The way JPEG works is basically

  • break down the pixels in chunks - after decompression chunk boundaries are visible as JPEG artifacts.
  • Discrete Cosine Transform them - lossless transformation in the family of Fourier transforms
  • quantize them - data loss happens here, creating longer runs
  • Run Length Encode them - compression happens here

RLE is a lossless compression technique, which gets turbocharged by discarding some data to create longer runs. In the case of image data, the DCT concentrates most information in the low frequencies so you can quantize high frequencies with minor loss in image quality. Now, I don’t expect LLM parameters to be “smooth” like image data, so naive JPEG compression of LLM weights is not likely to be effective.

BUT!

You can reorder the columns and rows of a matrix without affecting the result. It’s like \(a+b+c=d \rightarrow c+b+a=d\). So you could reorder your rows and columns to maximize clustering of similar values. Not sure how you’d do this, maybe just sort by vector sum, or some genetic algorithm, or other cleverness.
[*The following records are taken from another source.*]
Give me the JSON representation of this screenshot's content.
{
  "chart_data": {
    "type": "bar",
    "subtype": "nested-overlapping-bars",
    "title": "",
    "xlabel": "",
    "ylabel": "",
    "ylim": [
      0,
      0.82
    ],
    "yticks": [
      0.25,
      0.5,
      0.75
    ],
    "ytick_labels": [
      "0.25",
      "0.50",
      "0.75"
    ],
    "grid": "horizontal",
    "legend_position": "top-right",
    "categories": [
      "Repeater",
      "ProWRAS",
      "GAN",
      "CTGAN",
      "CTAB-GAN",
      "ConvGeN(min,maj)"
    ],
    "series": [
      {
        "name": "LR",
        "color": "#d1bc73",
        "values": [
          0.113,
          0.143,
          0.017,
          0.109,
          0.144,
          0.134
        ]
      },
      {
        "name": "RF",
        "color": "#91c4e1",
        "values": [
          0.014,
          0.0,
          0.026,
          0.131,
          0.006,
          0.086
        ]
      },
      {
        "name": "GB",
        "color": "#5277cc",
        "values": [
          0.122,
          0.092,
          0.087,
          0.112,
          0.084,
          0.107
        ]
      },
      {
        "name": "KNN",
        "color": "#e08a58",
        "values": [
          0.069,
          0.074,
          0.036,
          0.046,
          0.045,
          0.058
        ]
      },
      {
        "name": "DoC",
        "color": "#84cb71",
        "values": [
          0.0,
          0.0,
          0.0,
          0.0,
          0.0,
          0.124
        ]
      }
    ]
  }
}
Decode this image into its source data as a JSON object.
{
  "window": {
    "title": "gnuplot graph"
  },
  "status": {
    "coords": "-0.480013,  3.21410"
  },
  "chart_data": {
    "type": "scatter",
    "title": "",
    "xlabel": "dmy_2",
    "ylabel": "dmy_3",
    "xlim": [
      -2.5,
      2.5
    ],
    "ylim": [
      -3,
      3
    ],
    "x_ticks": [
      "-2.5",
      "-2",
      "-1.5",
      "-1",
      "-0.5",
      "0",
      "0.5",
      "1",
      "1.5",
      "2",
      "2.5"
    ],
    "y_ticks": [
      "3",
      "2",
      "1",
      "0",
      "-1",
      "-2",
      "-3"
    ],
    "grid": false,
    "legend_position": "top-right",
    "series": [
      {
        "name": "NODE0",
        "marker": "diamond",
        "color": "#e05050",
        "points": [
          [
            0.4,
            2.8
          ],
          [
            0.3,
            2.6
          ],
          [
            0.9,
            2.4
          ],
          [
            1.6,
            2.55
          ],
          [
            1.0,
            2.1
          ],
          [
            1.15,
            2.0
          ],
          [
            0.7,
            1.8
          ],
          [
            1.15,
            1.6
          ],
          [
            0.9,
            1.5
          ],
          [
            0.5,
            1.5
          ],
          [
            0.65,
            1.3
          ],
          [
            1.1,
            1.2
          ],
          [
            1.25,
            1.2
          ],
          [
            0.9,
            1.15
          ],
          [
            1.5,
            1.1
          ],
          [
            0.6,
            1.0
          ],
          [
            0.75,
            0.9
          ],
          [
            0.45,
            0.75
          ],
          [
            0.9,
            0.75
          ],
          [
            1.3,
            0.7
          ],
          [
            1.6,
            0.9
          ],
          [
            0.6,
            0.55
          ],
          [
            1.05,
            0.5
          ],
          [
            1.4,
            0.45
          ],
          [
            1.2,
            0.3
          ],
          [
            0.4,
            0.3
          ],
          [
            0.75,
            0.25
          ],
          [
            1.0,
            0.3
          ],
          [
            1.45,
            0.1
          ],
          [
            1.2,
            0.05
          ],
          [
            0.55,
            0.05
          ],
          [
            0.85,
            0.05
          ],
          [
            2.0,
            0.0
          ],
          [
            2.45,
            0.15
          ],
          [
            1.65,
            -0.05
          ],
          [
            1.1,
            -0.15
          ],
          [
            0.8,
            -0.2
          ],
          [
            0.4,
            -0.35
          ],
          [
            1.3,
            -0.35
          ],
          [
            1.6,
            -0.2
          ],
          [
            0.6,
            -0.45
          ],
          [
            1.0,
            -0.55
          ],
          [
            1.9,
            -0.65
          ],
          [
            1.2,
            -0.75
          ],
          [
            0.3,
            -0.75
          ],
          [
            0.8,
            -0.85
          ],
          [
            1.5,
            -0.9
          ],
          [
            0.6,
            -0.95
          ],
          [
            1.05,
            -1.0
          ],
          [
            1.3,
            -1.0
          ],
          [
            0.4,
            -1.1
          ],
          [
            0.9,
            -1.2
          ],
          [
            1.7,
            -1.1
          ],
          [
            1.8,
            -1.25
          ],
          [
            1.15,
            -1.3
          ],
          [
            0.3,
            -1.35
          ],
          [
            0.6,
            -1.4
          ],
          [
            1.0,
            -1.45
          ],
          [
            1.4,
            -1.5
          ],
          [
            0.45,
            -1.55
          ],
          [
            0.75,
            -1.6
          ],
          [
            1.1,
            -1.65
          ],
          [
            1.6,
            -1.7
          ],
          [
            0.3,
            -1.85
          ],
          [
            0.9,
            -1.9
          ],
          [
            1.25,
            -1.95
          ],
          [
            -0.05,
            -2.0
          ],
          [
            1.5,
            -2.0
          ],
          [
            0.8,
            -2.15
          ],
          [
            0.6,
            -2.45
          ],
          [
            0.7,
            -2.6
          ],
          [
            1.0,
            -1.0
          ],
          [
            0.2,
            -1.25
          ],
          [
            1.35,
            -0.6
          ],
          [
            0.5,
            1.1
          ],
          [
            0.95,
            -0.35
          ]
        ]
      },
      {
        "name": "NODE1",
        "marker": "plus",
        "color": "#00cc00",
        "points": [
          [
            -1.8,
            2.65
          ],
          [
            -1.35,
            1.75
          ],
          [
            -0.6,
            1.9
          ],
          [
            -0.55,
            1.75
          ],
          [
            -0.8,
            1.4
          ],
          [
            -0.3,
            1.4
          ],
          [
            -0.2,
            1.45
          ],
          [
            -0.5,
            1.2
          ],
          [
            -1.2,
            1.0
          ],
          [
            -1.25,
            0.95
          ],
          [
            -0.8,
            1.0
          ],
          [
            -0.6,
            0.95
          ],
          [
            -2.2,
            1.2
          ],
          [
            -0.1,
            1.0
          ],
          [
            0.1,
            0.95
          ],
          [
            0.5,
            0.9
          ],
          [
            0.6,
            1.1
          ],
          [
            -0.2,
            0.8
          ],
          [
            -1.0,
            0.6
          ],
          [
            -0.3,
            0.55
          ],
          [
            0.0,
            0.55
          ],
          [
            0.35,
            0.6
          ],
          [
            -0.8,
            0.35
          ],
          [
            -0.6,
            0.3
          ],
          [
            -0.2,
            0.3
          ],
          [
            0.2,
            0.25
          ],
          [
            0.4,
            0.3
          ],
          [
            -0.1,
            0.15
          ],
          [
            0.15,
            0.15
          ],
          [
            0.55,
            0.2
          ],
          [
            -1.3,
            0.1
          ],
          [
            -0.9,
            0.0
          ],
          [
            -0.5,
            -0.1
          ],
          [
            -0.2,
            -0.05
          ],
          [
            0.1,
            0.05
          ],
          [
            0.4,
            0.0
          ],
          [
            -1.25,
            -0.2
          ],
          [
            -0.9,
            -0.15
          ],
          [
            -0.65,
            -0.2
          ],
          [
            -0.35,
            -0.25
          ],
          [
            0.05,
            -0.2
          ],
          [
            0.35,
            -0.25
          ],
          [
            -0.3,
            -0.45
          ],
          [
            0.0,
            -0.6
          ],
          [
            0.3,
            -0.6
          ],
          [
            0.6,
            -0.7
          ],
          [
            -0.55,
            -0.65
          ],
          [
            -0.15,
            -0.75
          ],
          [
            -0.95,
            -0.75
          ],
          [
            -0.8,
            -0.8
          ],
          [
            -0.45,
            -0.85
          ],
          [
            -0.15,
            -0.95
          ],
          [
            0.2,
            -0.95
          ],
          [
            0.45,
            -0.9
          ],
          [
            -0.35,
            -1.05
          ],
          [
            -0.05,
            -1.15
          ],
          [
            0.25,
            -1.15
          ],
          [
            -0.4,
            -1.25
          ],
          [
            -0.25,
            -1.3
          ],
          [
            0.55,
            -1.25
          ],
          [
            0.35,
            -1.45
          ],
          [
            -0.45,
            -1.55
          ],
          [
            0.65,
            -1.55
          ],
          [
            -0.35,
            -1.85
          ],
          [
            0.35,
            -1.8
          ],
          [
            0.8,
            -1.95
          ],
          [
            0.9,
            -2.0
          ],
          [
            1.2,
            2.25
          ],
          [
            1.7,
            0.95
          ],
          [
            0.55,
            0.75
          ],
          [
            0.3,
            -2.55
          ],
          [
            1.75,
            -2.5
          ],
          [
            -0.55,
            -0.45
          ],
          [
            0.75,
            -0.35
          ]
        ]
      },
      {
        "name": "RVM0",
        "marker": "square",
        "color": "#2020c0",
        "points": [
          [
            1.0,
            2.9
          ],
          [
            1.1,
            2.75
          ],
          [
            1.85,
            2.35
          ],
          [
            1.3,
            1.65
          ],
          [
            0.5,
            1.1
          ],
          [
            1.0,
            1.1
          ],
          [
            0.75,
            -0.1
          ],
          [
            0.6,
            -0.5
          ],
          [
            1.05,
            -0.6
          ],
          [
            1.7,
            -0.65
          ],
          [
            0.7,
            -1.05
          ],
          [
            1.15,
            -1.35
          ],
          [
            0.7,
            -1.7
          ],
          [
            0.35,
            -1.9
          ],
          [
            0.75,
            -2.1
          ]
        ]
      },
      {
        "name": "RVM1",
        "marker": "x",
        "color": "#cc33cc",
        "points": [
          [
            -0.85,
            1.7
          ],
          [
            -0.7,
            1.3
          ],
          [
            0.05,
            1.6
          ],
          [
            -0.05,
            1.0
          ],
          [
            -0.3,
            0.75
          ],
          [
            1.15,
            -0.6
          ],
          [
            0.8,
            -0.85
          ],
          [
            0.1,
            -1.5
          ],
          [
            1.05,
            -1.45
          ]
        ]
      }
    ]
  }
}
So my proposed LLM compression would work like this

  • reorder the matrices to improve value clustering
  • break down the values in chunks
  • DCT them
  • quantize them
  • RLE them

And then inference would

  • RLE expand a chunk
  • inverse DCT it
  • perform the multiplications

So the compressed data would exist in VRAM and be decompressed on the fly chunk by chunk to perform a matrix vector product. It’d take more compute, 11 multiplications to be precise, but if you’re memory constrained it could be worth it.

I guess the real question is if you can obtain any useful clustering in LLM data. In a sense the parameters are already compressed(=intelligence), but there is no information in their order, so reordering and transforming parameters could improve RLE compression without incurring extra quantization loss.